«Estar en deuda», «deber algo a alguien»,
«no deber nada a nadie»… La deuda es un fenómeno milenario, que antes que jurídico
fue antropológico, psicológico y sociológico, como ha mostrado David Graeber en «Debt.
The first 5,000 years» (Melville House, 2012).
Según ya hemos escrito con anterioridad a propósito de la dependencia de los Estados del recurrente «chute de liquidez» suministrado por los mercados, pero con validez para todos los deudores y formas
de deuda, «[…] qué duda cabe de que la relación entre acreedor y deudor es
claramente de jerarquía, de subordinación de este a aquel, tanto desde un punto
de vista jurídico como psicológico, verificable con la mayor precisión si se
pudieran conocer las garantías con las que cuenta el acreedor en el supuesto de
impago o incumplimiento del deudor. Llegados a ese punto de deterioro en la
relación acreedor-deudor, los límites entre el interés financiero y el no
financiero se difuminan, en menoscabo del primero y revitalización del
segundo».
Por cierto, Graeber, en el último
capítulo de su libro, explica que es tradición milenaria de China regar con
obsequios y privilegios a los Estados de su periferia a los que subyuga y
considera inferiores, sugiriendo que quizá sea esta una de las razones que justifica la
creciente financiación china vía suscripción de deuda emitida por los Estados
Unidos, a los que verían más como súbditos que como pares.
Para comprender una crisis de deuda
soberana, en curso desde 2010, como la griega, no viene mal traer a colación lo dicho por
Immanuel Kant, el gran filósofo germano nacido en Königsberg, en su opúsculo «Hacia la
paz perpetua» (1795):
«NO DEBE EMITIRSE DEUDA PÚBLICA EN
RELACIÓN CON LOS ASUNTOS DE POLÍTICA EXTERIOR.

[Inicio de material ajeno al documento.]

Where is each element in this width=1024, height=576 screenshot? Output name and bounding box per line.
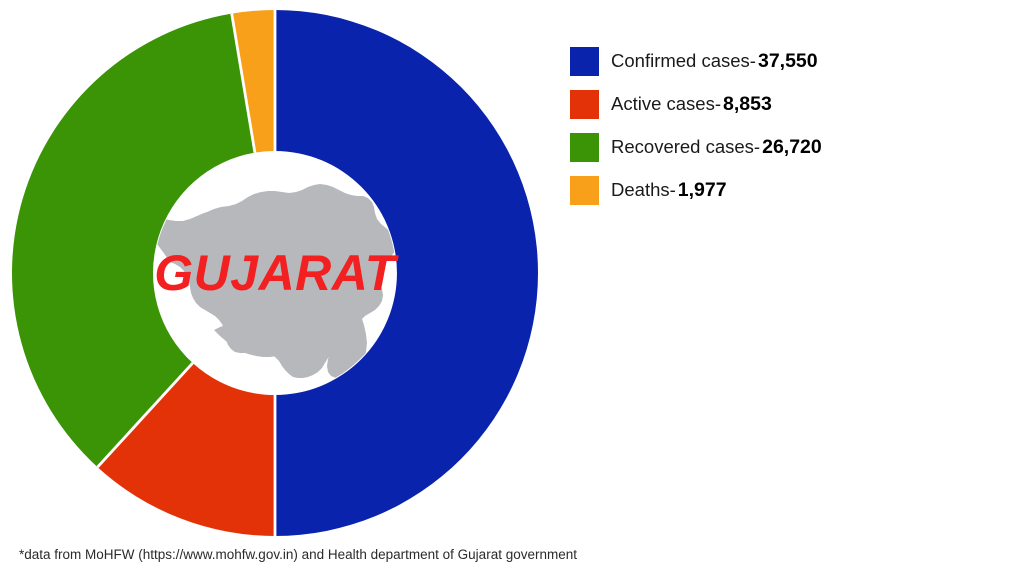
- chart-legend: Confirmed cases-37,550 Active cases-8,85…: [570, 40, 1000, 212]
- legend-swatch-confirmed-icon: [570, 47, 599, 76]
- legend-label-deaths: Deaths-1,977: [611, 181, 727, 201]
- source-footnote: *data from MoHFW (https://www.mohfw.gov.…: [19, 548, 577, 562]
- legend-label-deaths-text: Deaths-: [611, 179, 676, 200]
- legend-label-active: Active cases-8,853: [611, 95, 772, 115]
- legend-item-active[interactable]: Active cases-8,853: [570, 83, 1000, 126]
- legend-value-active: 8,853: [723, 93, 772, 115]
- legend-label-recovered-text: Recovered cases-: [611, 136, 760, 157]
- legend-label-recovered: Recovered cases-26,720: [611, 138, 822, 158]
- legend-swatch-deaths-icon: [570, 176, 599, 205]
- legend-value-recovered: 26,720: [762, 136, 822, 158]
- legend-item-confirmed[interactable]: Confirmed cases-37,550: [570, 40, 1000, 83]
- legend-value-confirmed: 37,550: [758, 50, 818, 72]
- legend-item-deaths[interactable]: Deaths-1,977: [570, 169, 1000, 212]
- donut-chart-svg: [0, 0, 560, 545]
- legend-item-recovered[interactable]: Recovered cases-26,720: [570, 126, 1000, 169]
- slide-canvas: GUJARAT Confirmed cases-37,550 Active ca…: [0, 0, 1024, 576]
- donut-chart: GUJARAT: [0, 0, 560, 545]
- legend-swatch-active-icon: [570, 90, 599, 119]
- legend-label-confirmed: Confirmed cases-37,550: [611, 52, 818, 72]
- legend-swatch-recovered-icon: [570, 133, 599, 162]
- legend-label-confirmed-text: Confirmed cases-: [611, 50, 756, 71]
- legend-label-active-text: Active cases-: [611, 93, 721, 114]
- legend-value-deaths: 1,977: [678, 179, 727, 201]
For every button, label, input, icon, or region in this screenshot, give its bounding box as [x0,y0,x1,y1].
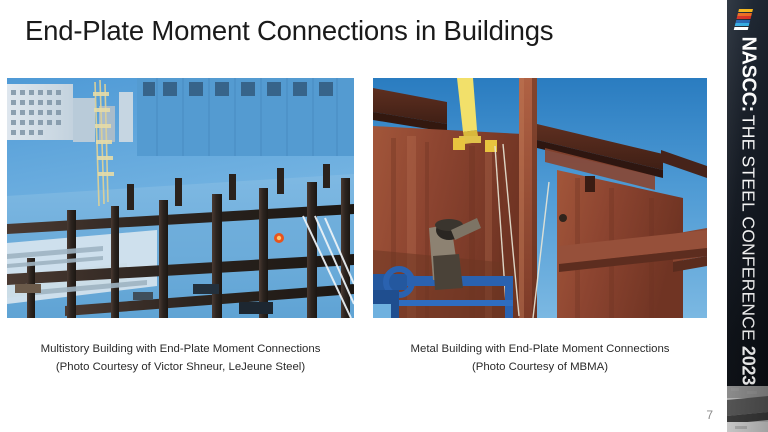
figure-multistory-building: Multistory Building with End-Plate Momen… [7,78,354,376]
brand-year: 2023 [737,346,758,385]
caption-line-1: Metal Building with End-Plate Moment Con… [373,341,707,359]
photo-metal-building [373,78,707,318]
caption-line-2: (Photo Courtesy of Victor Shneur, LeJeun… [7,359,354,377]
page-title: End-Plate Moment Connections in Building… [25,14,685,48]
nascc-logo-icon [733,9,753,33]
conference-branding-sidebar: NASCC: THE STEEL CONFERENCE 2023 [727,0,768,432]
brand-name: NASCC: [736,37,759,112]
photo-multistory-building [7,78,354,318]
caption-line-1: Multistory Building with End-Plate Momen… [7,341,354,359]
caption-metal-building: Metal Building with End-Plate Moment Con… [373,341,707,376]
page-number: 7 [706,408,713,422]
caption-multistory-building: Multistory Building with End-Plate Momen… [7,341,354,376]
caption-line-2: (Photo Courtesy of MBMA) [373,359,707,377]
slide-canvas: End-Plate Moment Connections in Building… [0,0,768,432]
brand-tagline: THE STEEL CONFERENCE [737,115,758,341]
figure-metal-building: Metal Building with End-Plate Moment Con… [373,78,707,376]
sidebar-texture-image [727,386,768,432]
conference-wordmark: NASCC: THE STEEL CONFERENCE 2023 [727,37,768,397]
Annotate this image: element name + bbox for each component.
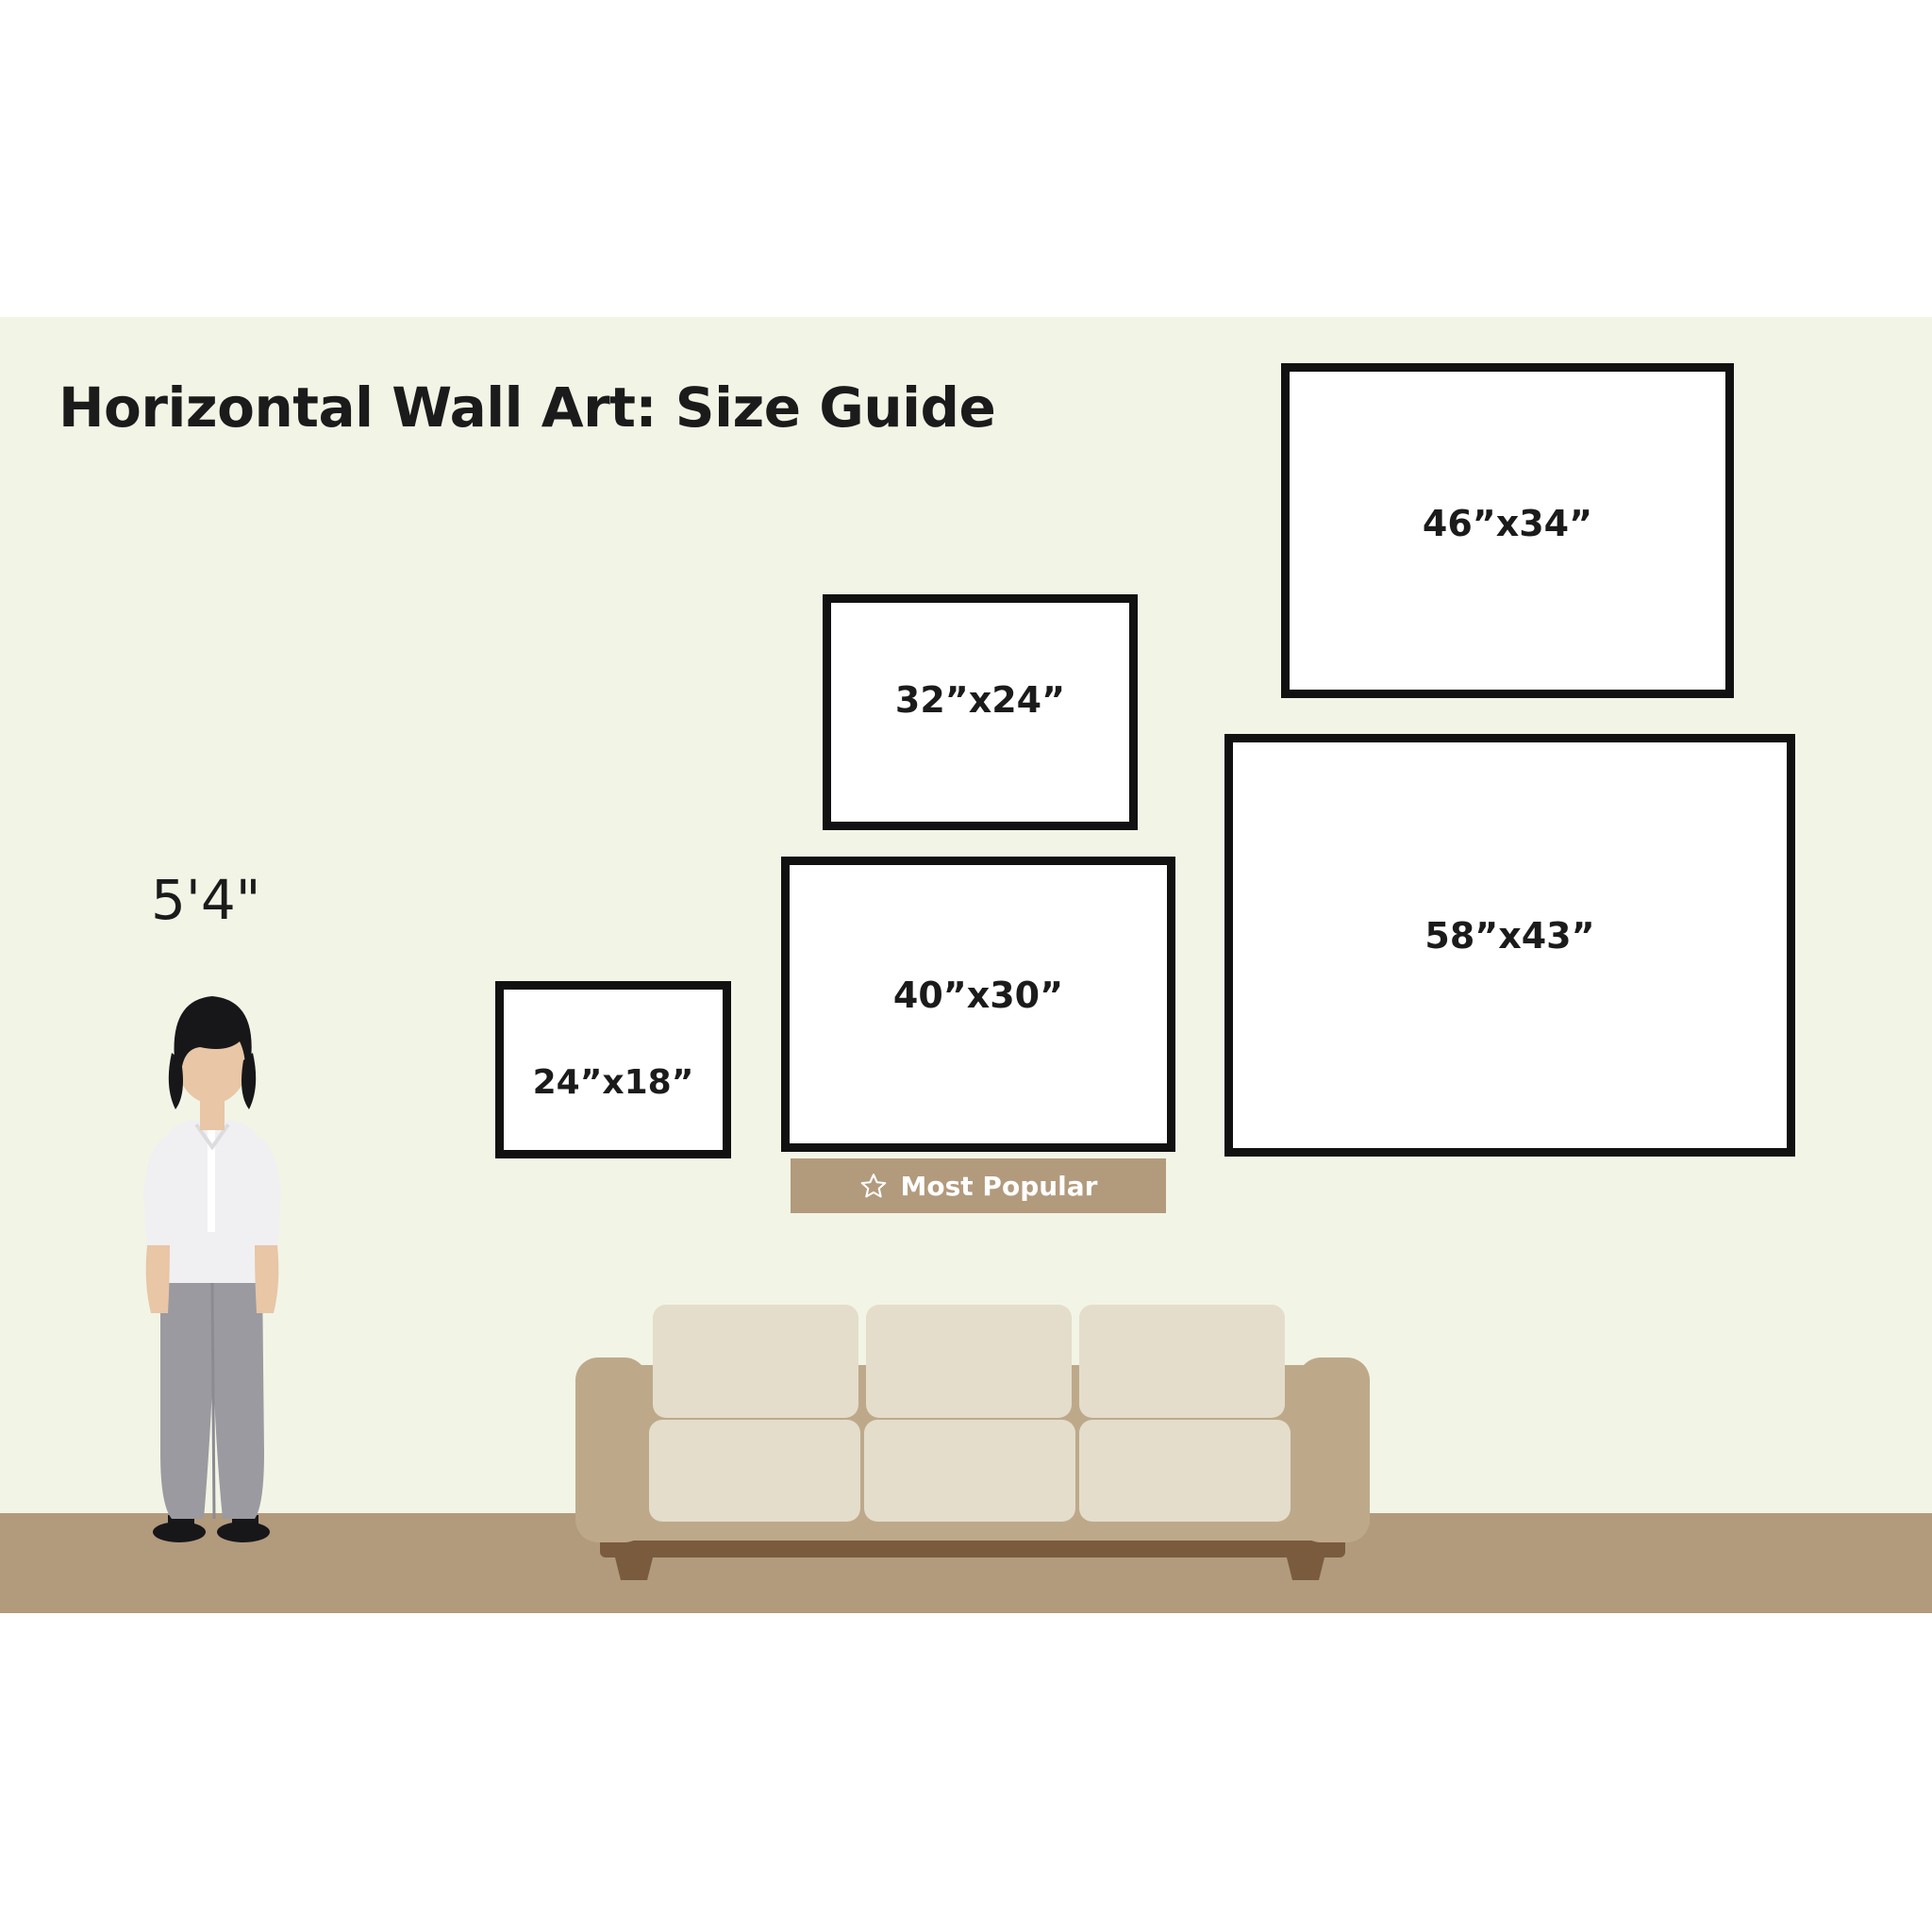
sofa-back-cushion-2 <box>866 1305 1072 1418</box>
frame-40x30[interactable]: 40”x30” <box>781 857 1175 1152</box>
frame-32x24[interactable]: 32”x24” <box>823 594 1138 830</box>
sofa-illustration <box>566 1278 1377 1590</box>
sofa-back-cushion-1 <box>653 1305 858 1418</box>
arm-right <box>255 1245 278 1313</box>
most-popular-label: Most Popular <box>901 1171 1098 1202</box>
most-popular-badge: Most Popular <box>791 1158 1166 1213</box>
frame-24x18[interactable]: 24”x18” <box>495 981 731 1158</box>
page-title: Horizontal Wall Art: Size Guide <box>58 375 995 440</box>
star-outline-icon <box>859 1172 888 1200</box>
person-height-label: 5'4" <box>151 868 260 932</box>
frame-46x34[interactable]: 46”x34” <box>1281 363 1734 698</box>
sofa-arm-right <box>1298 1357 1370 1542</box>
sofa-seat-cushion-3 <box>1079 1420 1291 1522</box>
sofa-back-cushion-3 <box>1079 1305 1285 1418</box>
sofa-seat-cushion-1 <box>649 1420 860 1522</box>
standing-person-figure <box>123 962 340 1547</box>
frame-58x43-label: 58”x43” <box>1424 915 1594 957</box>
sofa-seat-cushion-2 <box>864 1420 1075 1522</box>
size-guide-illustration: Horizontal Wall Art: Size Guide 5'4" <box>0 0 1932 1932</box>
frame-58x43[interactable]: 58”x43” <box>1224 734 1795 1157</box>
arm-left <box>146 1245 170 1313</box>
frame-32x24-label: 32”x24” <box>895 679 1065 721</box>
frame-40x30-label: 40”x30” <box>893 974 1063 1016</box>
frame-24x18-label: 24”x18” <box>533 1063 694 1102</box>
sofa-arm-left <box>575 1357 647 1542</box>
frame-46x34-label: 46”x34” <box>1423 503 1592 544</box>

Esta fuente de financiación no es
sospechosa para buscar, dentro o fuera del Estado, un fomento de la economía
(mejora de los caminos, nuevas colonizaciones, creación de depósitos para los
años malos, etcétera). Pero un sistema de crédito, como instrumento en manos de
las potencias en su lucha entre ellas, que puede crecer indefinidamente y que
permite, sin embargo, exigir en el momento presente (pues seguramente no todos
los acreedores lo harán a la vez) las deudas garantizadas (la ingeniosa
invención de un pueblo de comerciantes de este siglo) es un poder económico
peligroso, porque es un tesoro para la guerra que supera a los tesoros de todos
los demás Estados en conjunto y que solo puede agotarse por la caída de los
precios (que se mantendrán, sin embargo, largo tiempo gracias a la
revitalización del comercio por los efectos que este tiene sobre la industria y
la riqueza). Esta facilidad para hacer la guerra unida a la tendencia de los
detentadores del poder, que parece inherente a la naturaleza humana, es, por
tanto, un gran obstáculo para la paz perpetua; para prohibir esto debía
existir, con mayor razón, un artículo preliminar, porque al final la inevitable
bancarrota del Estado implicará a algunos otros Estados sin culpa, lo que
constituirá una lesión pública de estos últimos. En ese caso, otros Estados, al
menos, tienen derecho a aliarse contra semejante Estado y sus pretensiones».
Sin embargo, a veces la Historia permite a los deudores gozar de una
posición de negociación extraordinaria en comparación con su debilidad real.